The institution and hostels are located near Thirupparankundram on the outskirts of Madurai, 8 kilometres south-west of the city of Madurai.

The campus is located 10 km from the Madurai Airport, 8 km from the Madurai Railway station and 2 km from Thirupparankundram railway station and is well connected by buses with all parts of state.

==Academic programs==

The institution offers 9 undergraduate programmes in engineering and technology, 2 programmes in architecture and design, 1 integrated programme, 6 postgraduate programmes, and research programmes leading to M.S. (By Research) and Ph.D degrees in both full-time and part-time modes, covering the fields of engineering, technology, planning, and computer applications.

== Rankings ==

Over the past five years, TCE has been ranked as follows in the National Institutional Ranking Framework (NIRF) engineering category:

| Year | Rank (Engineering) | Ref. |
|---|---|---|
| 2024 | 101–150 |  |
| 2023 | 101–150 |  |
| 2022 | 85 |  |
| 2021 | 71 |  |
| 2020 | 64 |  |

TCE also appears in international rankings.

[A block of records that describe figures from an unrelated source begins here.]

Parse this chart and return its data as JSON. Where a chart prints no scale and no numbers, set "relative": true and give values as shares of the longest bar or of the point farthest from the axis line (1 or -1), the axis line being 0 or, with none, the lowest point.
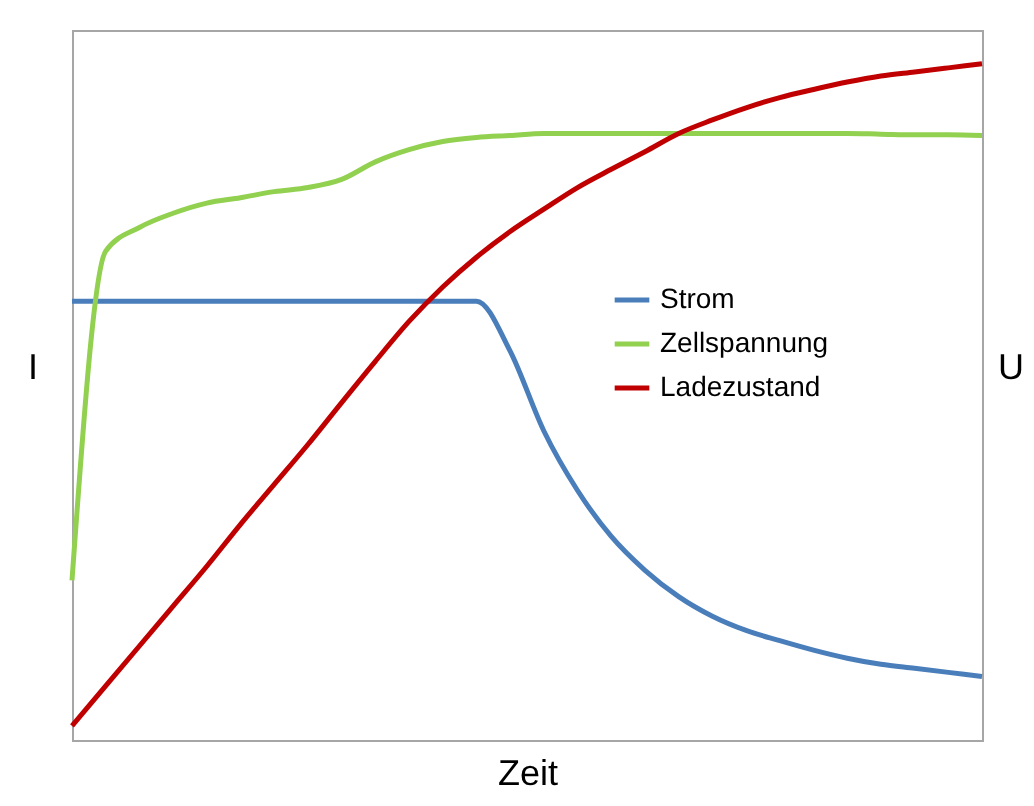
{
  "chart_data": {
    "type": "line",
    "relative": true,
    "xlabel": "Zeit",
    "ylabel": "I",
    "y2label": "U",
    "legend": "right",
    "grid": false,
    "marker": "none",
    "line_style": "solid",
    "categories": [
      null,
      null,
      null,
      null,
      null,
      null,
      null,
      null,
      null,
      null,
      null,
      null,
      null,
      null,
      null,
      null,
      null,
      null,
      null,
      null,
      null,
      null,
      null,
      null,
      null,
      null,
      null,
      null
    ],
    "series": [
      {
        "name": "Strom",
        "color": "#4a7ebb",
        "values": [
          0.649,
          0.649,
          0.649,
          0.649,
          0.649,
          0.649,
          0.649,
          0.649,
          0.649,
          0.649,
          0.649,
          0.649,
          0.649,
          0.575,
          0.457,
          0.369,
          0.301,
          0.251,
          0.212,
          0.183,
          0.162,
          0.147,
          0.133,
          0.121,
          0.112,
          0.106,
          0.1,
          0.094
        ]
      },
      {
        "name": "Zellspannung",
        "color": "#92d050",
        "values": [
          0.236,
          0.723,
          0.758,
          0.779,
          0.794,
          0.802,
          0.811,
          0.817,
          0.829,
          0.855,
          0.873,
          0.885,
          0.891,
          0.894,
          0.897,
          0.897,
          0.897,
          0.897,
          0.897,
          0.897,
          0.897,
          0.897,
          0.897,
          0.897,
          0.896,
          0.895,
          0.895,
          0.894
        ]
      },
      {
        "name": "Ladezustand",
        "color": "#c00000",
        "values": [
          0.021,
          0.08,
          0.139,
          0.198,
          0.257,
          0.319,
          0.378,
          0.437,
          0.499,
          0.56,
          0.619,
          0.67,
          0.714,
          0.752,
          0.785,
          0.817,
          0.844,
          0.87,
          0.897,
          0.917,
          0.935,
          0.95,
          0.962,
          0.973,
          0.982,
          0.988,
          0.994,
          1.0
        ]
      }
    ]
  }
}
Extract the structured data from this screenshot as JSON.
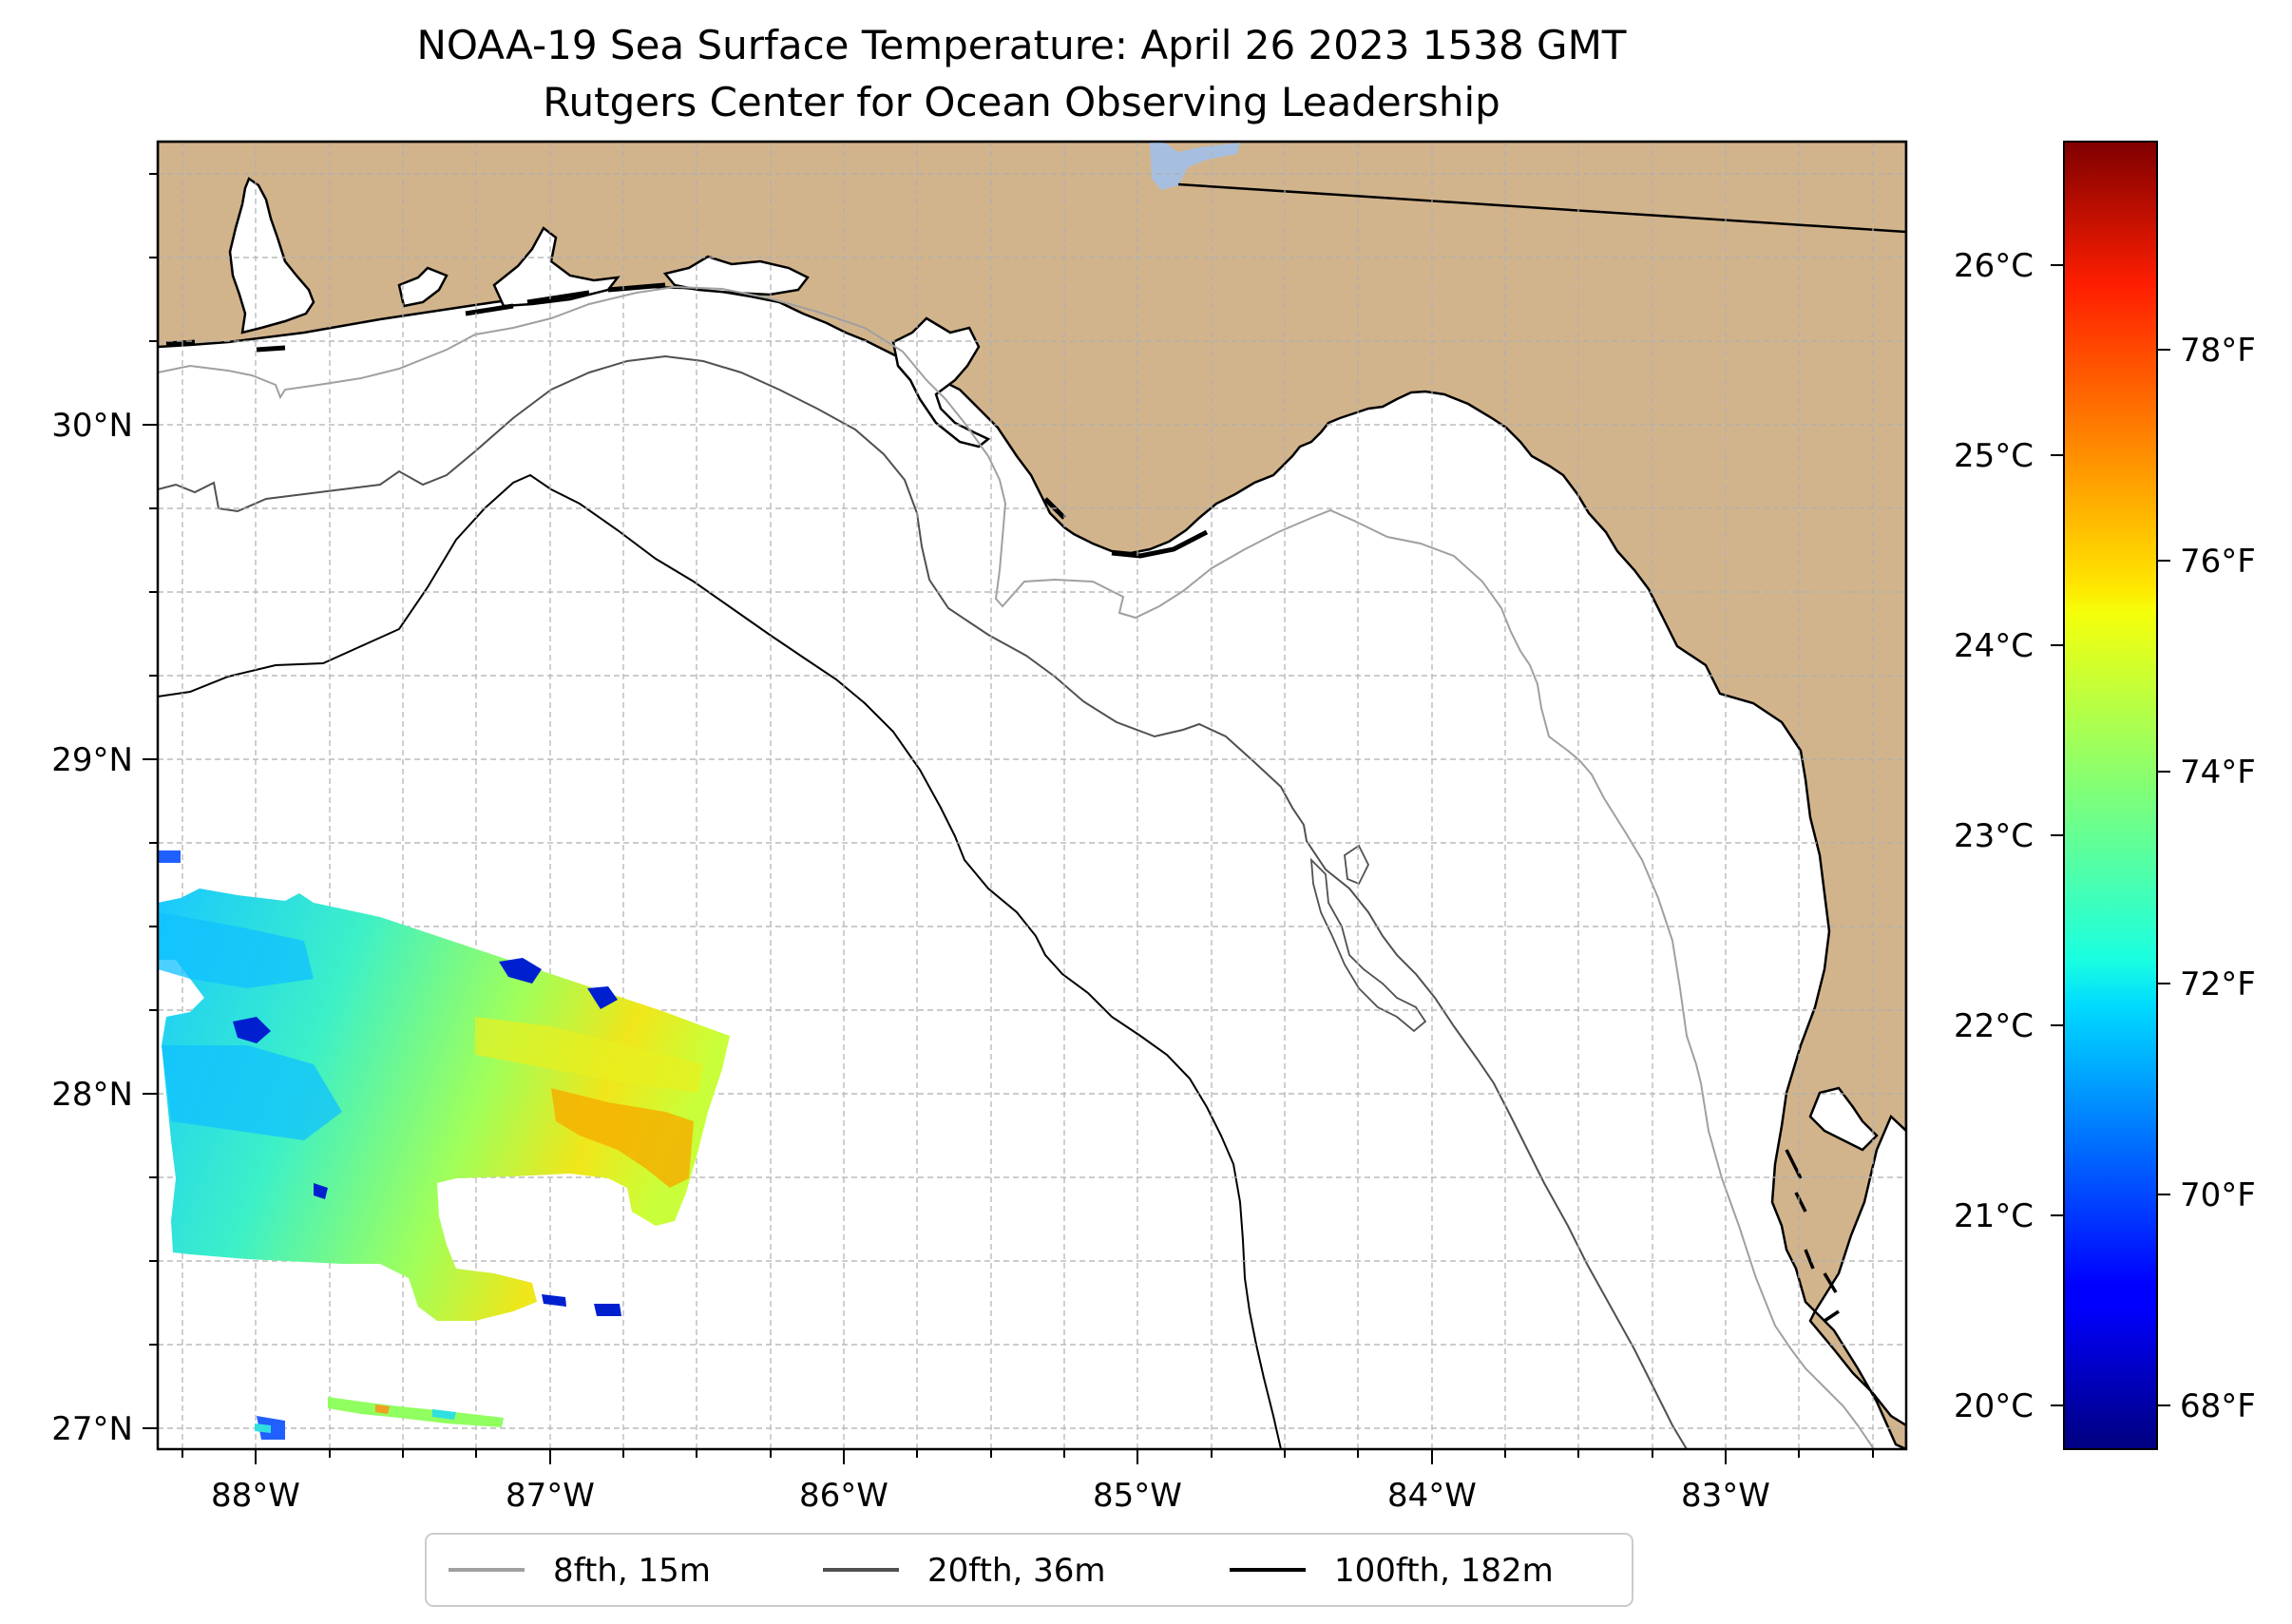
{
  "figure": {
    "title": "NOAA-19 Sea Surface Temperature: April 26 2023 1538 GMT",
    "subtitle": "Rutgers Center for Ocean Observing Leadership"
  },
  "map": {
    "extent": {
      "lon_min": -88.33,
      "lon_max": -82.37,
      "lat_min": 26.94,
      "lat_max": 30.85
    },
    "land_color": "#d2b48c",
    "ocean_color": "#ffffff",
    "lake_color": "#a6bfe0",
    "gridlines": "dashed, light gray",
    "lon_ticks": [
      {
        "value": -88,
        "label": "88°W"
      },
      {
        "value": -87,
        "label": "87°W"
      },
      {
        "value": -86,
        "label": "86°W"
      },
      {
        "value": -85,
        "label": "85°W"
      },
      {
        "value": -84,
        "label": "84°W"
      },
      {
        "value": -83,
        "label": "83°W"
      }
    ],
    "lat_ticks": [
      {
        "value": 27,
        "label": "27°N"
      },
      {
        "value": 28,
        "label": "28°N"
      },
      {
        "value": 29,
        "label": "29°N"
      },
      {
        "value": 30,
        "label": "30°N"
      }
    ]
  },
  "legend": {
    "placement": "bottom-center",
    "items": [
      {
        "label": "8fth, 15m",
        "color": "#a0a0a0"
      },
      {
        "label": "20fth, 36m",
        "color": "#505050"
      },
      {
        "label": "100fth, 182m",
        "color": "#000000"
      }
    ]
  },
  "colorbar": {
    "colormap": "jet",
    "celsius_range": [
      19.8,
      26.7
    ],
    "celsius_ticks": [
      {
        "value": 20,
        "label": "20°C"
      },
      {
        "value": 21,
        "label": "21°C"
      },
      {
        "value": 22,
        "label": "22°C"
      },
      {
        "value": 23,
        "label": "23°C"
      },
      {
        "value": 24,
        "label": "24°C"
      },
      {
        "value": 25,
        "label": "25°C"
      },
      {
        "value": 26,
        "label": "26°C"
      }
    ],
    "fahrenheit_ticks": [
      {
        "value": 68,
        "label": "68°F"
      },
      {
        "value": 70,
        "label": "70°F"
      },
      {
        "value": 72,
        "label": "72°F"
      },
      {
        "value": 74,
        "label": "74°F"
      },
      {
        "value": 76,
        "label": "76°F"
      },
      {
        "value": 78,
        "label": "78°F"
      }
    ]
  }
}
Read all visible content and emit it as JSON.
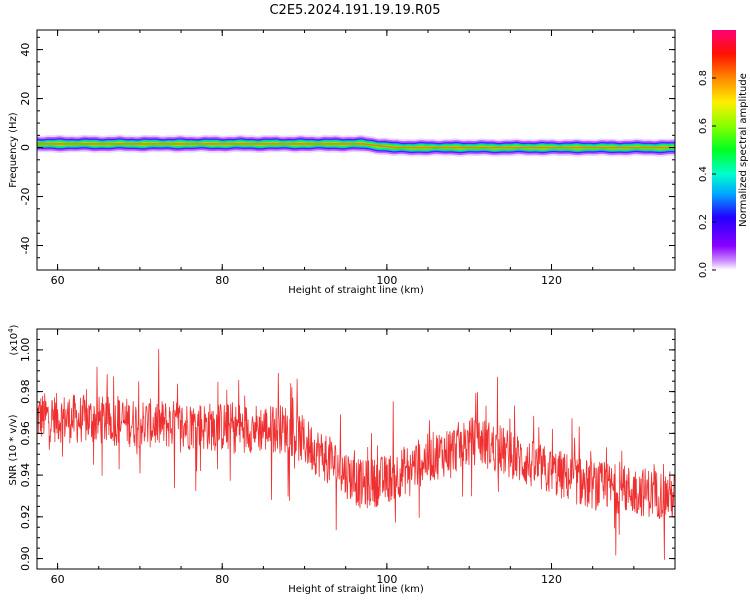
{
  "title": "C2E5.2024.191.19.19.R05",
  "colors": {
    "signal": "#f03030",
    "axis": "#000000"
  },
  "chart_data": [
    {
      "type": "heatmap",
      "xlabel": "Height of straight line (km)",
      "ylabel": "Frequency (Hz)",
      "xlim": [
        57.5,
        135
      ],
      "ylim": [
        -50,
        48
      ],
      "xticks": [
        60,
        80,
        100,
        120
      ],
      "yticks": [
        40,
        20,
        0,
        -20,
        -40
      ],
      "colorbar": {
        "label": "Normalized spectral amplitude",
        "range": [
          0,
          1
        ],
        "ticks": [
          "0.0",
          "0.2",
          "0.4",
          "0.6",
          "0.8"
        ],
        "colormap": "hsv-rainbow"
      },
      "band": {
        "center_hz": [
          {
            "x": 57.5,
            "y": 1.5
          },
          {
            "x": 97,
            "y": 1.5
          },
          {
            "x": 101,
            "y": 0
          },
          {
            "x": 135,
            "y": 0
          }
        ],
        "core_half_width_hz": 1.2,
        "outer_half_width_hz": 3.5,
        "peak_amplitude": 0.85
      }
    },
    {
      "type": "line",
      "xlabel": "Height of straight line (km)",
      "ylabel": "SNR (10 * v/v)",
      "ylabel_scale": "(x10",
      "ylabel_scale_exp": "4",
      "xlim": [
        57.5,
        135
      ],
      "ylim": [
        0.895,
        1.01
      ],
      "xticks": [
        60,
        80,
        100,
        120
      ],
      "yticks": [
        "0.90",
        "0.92",
        "0.94",
        "0.96",
        "0.98",
        "1.00"
      ],
      "series": [
        {
          "trend": [
            {
              "x": 57.5,
              "y": 0.968
            },
            {
              "x": 70,
              "y": 0.965
            },
            {
              "x": 80,
              "y": 0.963
            },
            {
              "x": 88,
              "y": 0.962
            },
            {
              "x": 92,
              "y": 0.95
            },
            {
              "x": 97,
              "y": 0.935
            },
            {
              "x": 100,
              "y": 0.938
            },
            {
              "x": 105,
              "y": 0.948
            },
            {
              "x": 111,
              "y": 0.957
            },
            {
              "x": 118,
              "y": 0.944
            },
            {
              "x": 125,
              "y": 0.935
            },
            {
              "x": 135,
              "y": 0.93
            }
          ],
          "noise_amplitude": 0.02,
          "approx_samples": 1500
        }
      ]
    }
  ]
}
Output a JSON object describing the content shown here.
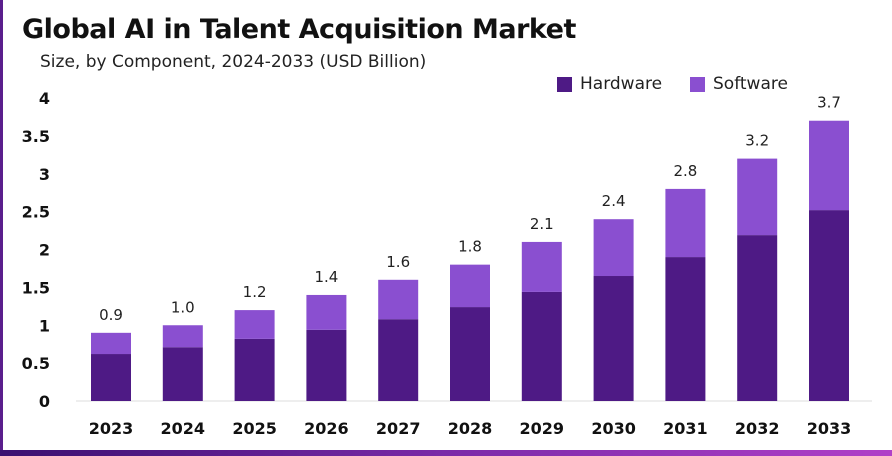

In the Times Higher Education (THE) World University Rankings 2025, it is placed in the 1501+ global band overall, and in the Engineering subject table it is in the 1251+ band.

==Notable alumni==

- Padma Bhushan A. Sivathanu Pillai, Honorary Distinguished Professor at ISRO
- Padma Shri Nagarajan Vedachalam, Scientist
- Padma Shri Vasudevan Gnana Gandhi, Scientist
- Karthik Subbaraj, Kollywood director
- Padma Bhushan Nambi Narayanan, Scientist. The Indian film Rocketry: The Nambi Effect was based on his life.